Le grand sujet de conversation entre copines c'est où aller en vacances. Une de mes amies s'interroge à propos de l'Inde où son fils est en stage. Ce serait l'occasion d'y aller sauf qu'elle est pétrie d'inquiétudes.
J'avais vu la veille la comédie Indian Palace, un bijou d’humour anglais réalisé par John Madden, en 2011, à propos d’un séjour dans ce pays par des retraités britanniques où Judy Dench et Maggie Smith sont très émouvantes. Le point de départ était que l'Angleterre n'étant plus adaptée pour les seniors en retraite la bonne idée était d'aller dans un pays où la vie serait moins chère. Mais les choses ne sont pas si simples comme vous pouvez vous en douter.
Le film accumule évidemment les clichés mais finit par nous convaincre qu'une cohabitation est possible.
En remontant mon escalier le courrier à la main je découvre un petit livre plutôt mince qui pourrait être une sorte de guide de voyage, arrivant à point nommé puisqu'il s'agit des déboires d'un retraité qui de retour sur le sol français, envoie une Lettre de réclamation à l'éditeur du guide touristique acheté pour s’orienter dans ses pérégrinations.
J'en ai aussitôt entrepris la lecture afin de savoir si je ne devais pas mettre en garde mon amie avant qu'elle ne prenne son billet d'avion.
Nul doute que le guide en question ne devait pas commencer par le conseil que Christine Sagnier donne en exergue : N'aie pas peur de regarder l'autre dans les yeux, tu finiras par t'y voir toi-même.
Ce proverbe africain prend toute sa saveur une fois qu'on a digéré les ruminations de notre touriste, témoignant qu'il existe bel et bien un syndrome indien. Il ne fait pas de doute qu'un tel voyage change un homme au risque de faire de lui un être incompris comme en témoigne la réponse de l'éditeur publiée en épilogue.

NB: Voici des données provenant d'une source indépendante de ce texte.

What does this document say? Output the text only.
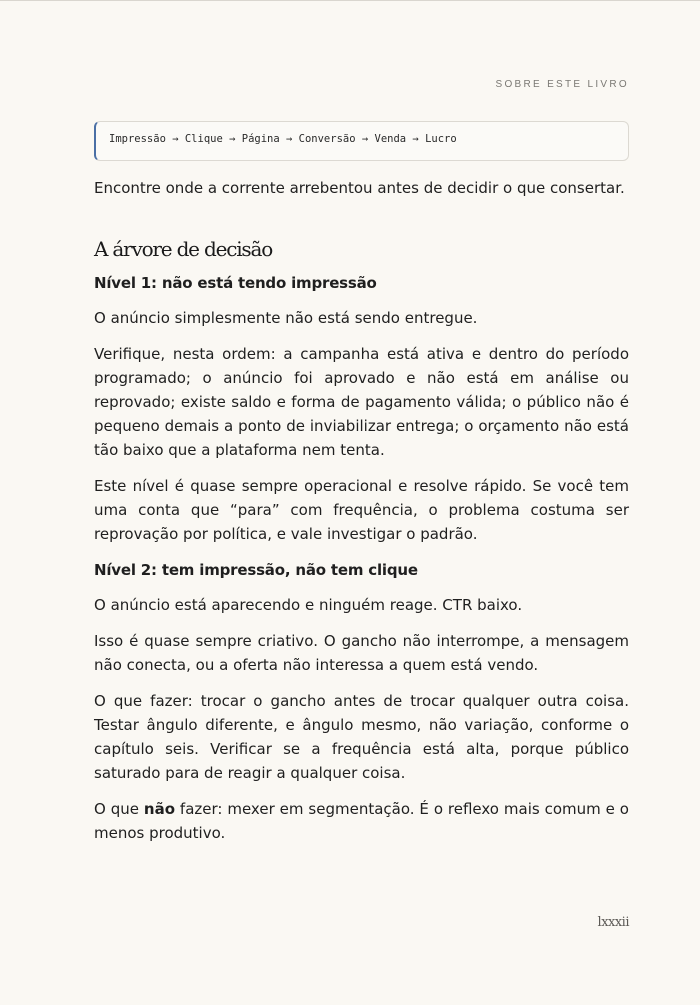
SOBRE ESTE LIVRO
Impressão → Clique → Página → Conversão → Venda → Lucro

Encontre onde a corrente arrebentou antes de decidir o que consertar.

A árvore de decisão
Nível 1: não está tendo impressão

O anúncio simplesmente não está sendo entregue.

Verifique, nesta ordem: a campanha está ativa e dentro do período programado; o anúncio foi aprovado e não está em análise ou reprovado; existe saldo e forma de pagamento válida; o público não é pequeno demais a ponto de inviabilizar entrega; o orçamento não está tão baixo que a plataforma nem tenta.

Este nível é quase sempre operacional e resolve rápido. Se você tem uma conta que “para” com frequência, o problema costuma ser reprovação por política, e vale investigar o padrão.

Nível 2: tem impressão, não tem clique

O anúncio está aparecendo e ninguém reage. CTR baixo.

Isso é quase sempre criativo. O gancho não interrompe, a mensagem não conecta, ou a oferta não interessa a quem está vendo.

O que fazer: trocar o gancho antes de trocar qualquer outra coisa. Testar ângulo diferente, e ângulo mesmo, não variação, conforme o capítulo seis. Verificar se a frequência está alta, porque público saturado para de reagir a qualquer coisa.

O que não fazer: mexer em segmentação. É o reflexo mais comum e o menos produtivo.

lxxxii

L'Inde est le chemin de croix du tourisme moyen, dit le personnage. Ce sera aussi un chemin de foi car Jean qui n'est pas croyant va se mettre à prier. Il va comprendre que s'ouvrir à l'autre en acceptant de ne pas tout comprendre de nos différences permet la rencontre pour peu qu'on est soi-même et sincère. Le retraité breton, pantouflard et ronchon, récemment séparé de sa femme, reviendra totalement changé.
Le message aurait pu être moralisateur. La forme de la lettre permet d'installer une distance salutaire et comme son personnage est fictif l'auteure peut lui donner des traits de caractère qui le rendent à la fois sympathique et exaspérant.
Il n'empêche que le chaos de sensations nouvelles, ajouté au bruit, à la saleté et aux odeurs, à la foule et à la misère, ainsi qu'au désordre constitutif de ce pays, ont de quoi secouer brutalement et dès l'atterrissage. On dit que certains voyageurs repartent immédiatement. L'Inde est une autre planète et on ne peut pas s'y rendre sans un minimum de préparation.
Il est vrai aussi que certains guides ont l'art de cacher ce qui peut déranger, en cadrant "trop" bien leurs photos et en faisant l'impasse sur des détails qui ont toute leur importance (les pages 35 et suivantes sont un modèle du genre); d'où le succès d'ailleurs des compte-rendus de voyage des bloggeurs qui ne craignent pas de relater leurs expériences sans occulter les problèmes rencontrés.
Christine Sagnier est aussi l'auteure de Roméo à la folie dans lequel elle racontait, sous forme d'autofiction ses mésaventures avec un adolescent atteint de troubles psychiatriques.
La lettre de réclamation (je l'aurais bien écrit au pluriel ...) est écrite dans la même veine humoristique, toujours corrosive, et toujours aussi juste, mais plus légère et j'en conseille vivement la lecture, en complément d'ailleurs d'Indian Palace avant de vous décider à prendre (ou non) votre billet d'avion. Vous passerez quoiqu'il en soit un bon moment.